At the session--convened by the House Subcommittee on Courts, the Internet and Intellectual Property--a panel of witnesses aired their views on two sets of proposed changes to the Patent Reform Act of 2005. The panel included people from the software, pharmaceutical and biotechnology industries.
Both sets of changes would pare down the original proposal,by Rep. Lamar Smith, a Texas Republican. Notably absent in the latest drafts is a "second window" provision that would have established a system for challenging patents virtually any time after they're granted. That change elicited some concern at the hearing from companies that are members of the Business Software Alliance and from Rep. Howard Berman, a California Democrat.
But many other portions of the bill remain intact and enjoy support.
Namely, under the proposal, a patent for an invention would be awarded to the first person to file for it, as opposed to the current system, which awards the patent to the first person to invent the item or process. The "first to file" standard is common outside the United States.
The measure also outlines an out-of-court "post-grant opposition" process, which would establish a nine-month period after the granting of a patent during which people could dispute it. The goal of that provision is to curb excessive litigation.
In the tech sector, the bill has generated a, a theme that continued in Thursday's hearing.
"Notwithstanding our progress to date, the legislation is at a crossroads," Smith, who chairs the subcommittee, said in his opening remarks.
Smith asked the panelists to focus on the idea of damage apportionment--that is, how to allocate monetary awards to patent holders when infringement has been found. On that topic, software, pharmaceutical and biotech interests continue to clash.
Emery Simon, chief counsel for the Business Software Alliance, said his organization's large member companies--including Microsoft, Apple Computer, Macromedia and Symantec--favor a system that would award damages "based on the proportional value of patented invention(s) alone, not on the cumulative value of all features included on a large product, which, for a computer, can be thousands and thousands of features."
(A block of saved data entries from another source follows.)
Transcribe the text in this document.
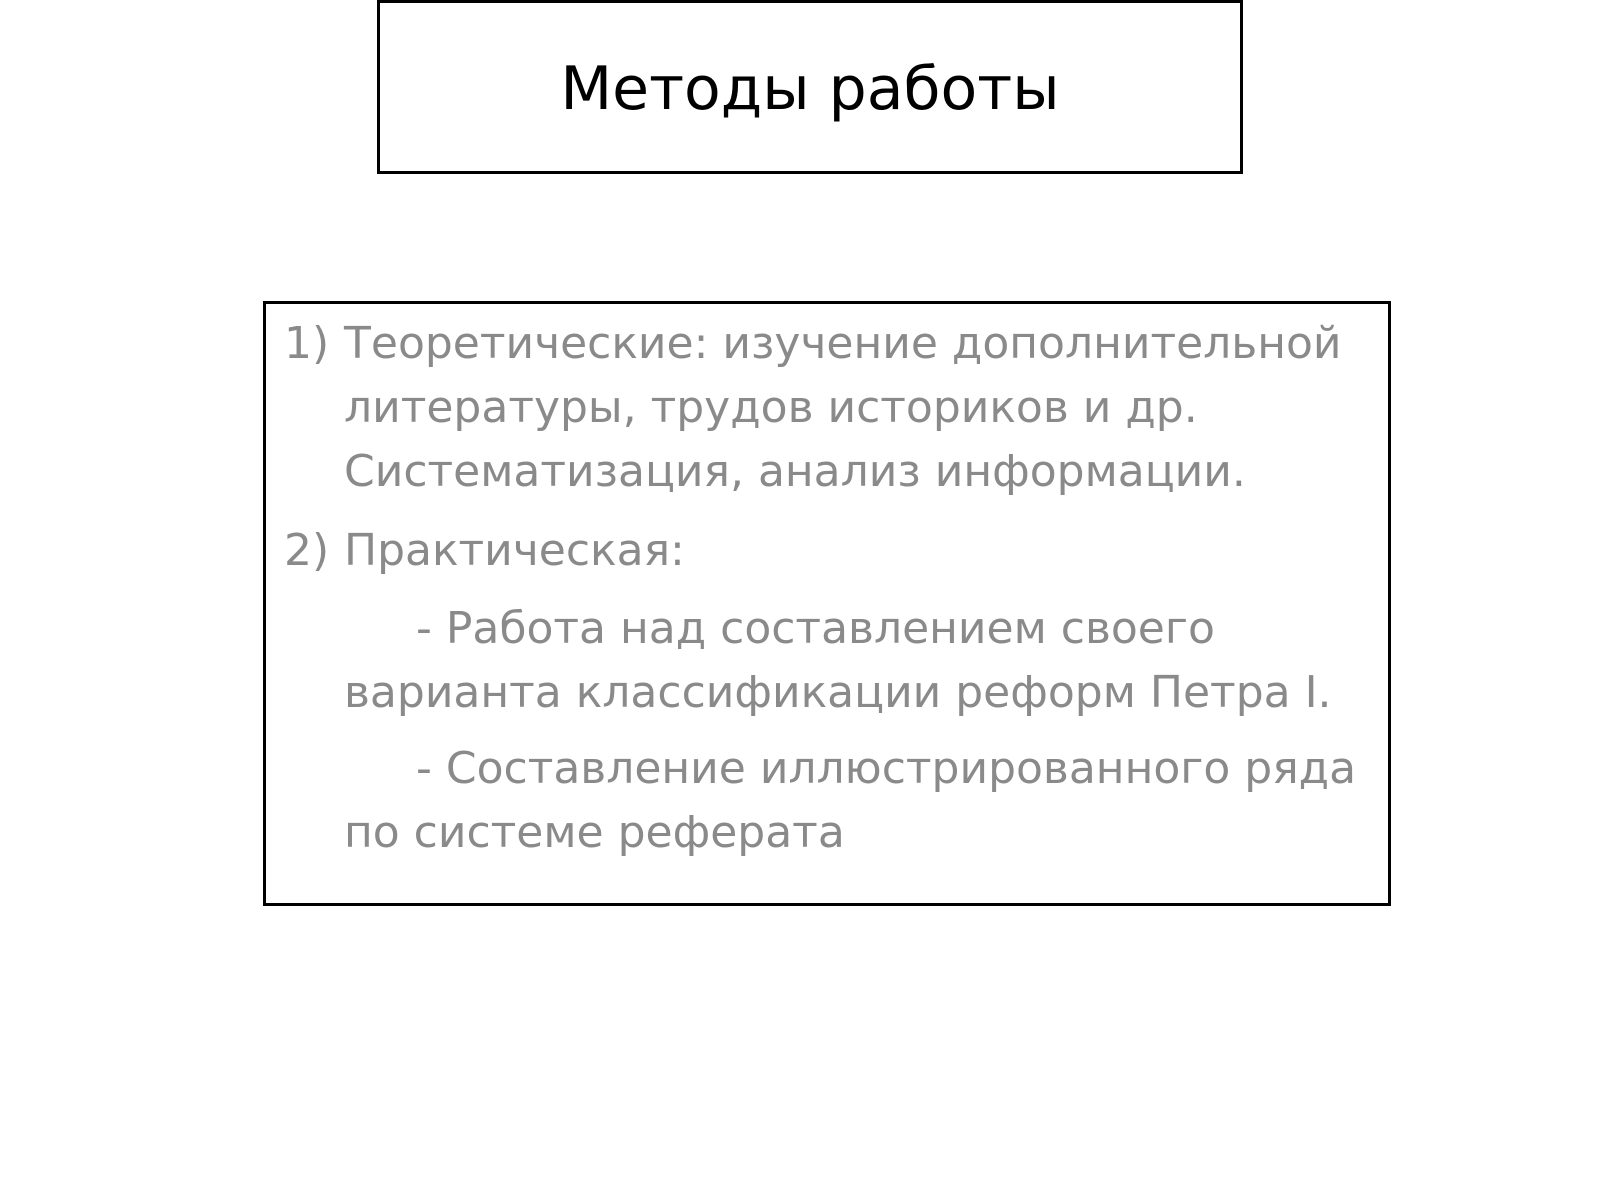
Методы работы
1) Теоретические: изучение дополнительной
литературы, трудов историков и др.
Систематизация, анализ информации.
2) Практическая:
- Работа над составлением своего
варианта классификации реформ Петра I.
- Составление иллюстрированного ряда
по системе реферата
A late-July amendment of Smith's bill meets that standard, Simon said, but the language of the latest version of that amendment, circulated on Sept. 1, raises the possibility that patentees could claim damages based on the value of the entire product.
The latter approach is favored by the pharmaceutical industry, whose companies typically operate under a business model in which they want protection for entire drugs.
A system of giving "only partial credit" to a product in infringement disputes would "trivialize patent damages" and "undermine the patent process as a whole, which is to reward inventors for the entirety" of their inventions, said Philip Johnson, speaking for Pharmaceutical Research and Manufacturers of America.
Meanwhile, the biotechnology community is still divided on how to proceed, said Robert Chess, executive chairman of Nektar Therapeutics, speaking on behalf of the Biotechnology Industry Association.
When the 90-minute hearing concluded, it remained unclear when a consensus would be met among the groups. Talks will continue, Smith said.
Hewlett-Packard, which did not testify at the hearings, released a statement Thursday that echoed the stance of the Business Software Alliance, of which it is a member.
"It does not make sense that abusers of the patent system can claim damages beyond the value of the contribution of the invention," John Hassell, the computer maker's director of federal and state government affairs, said in the statement. "In HP's case, our potential liability on a small microprocessor could be extended to the cost of an entire computer system."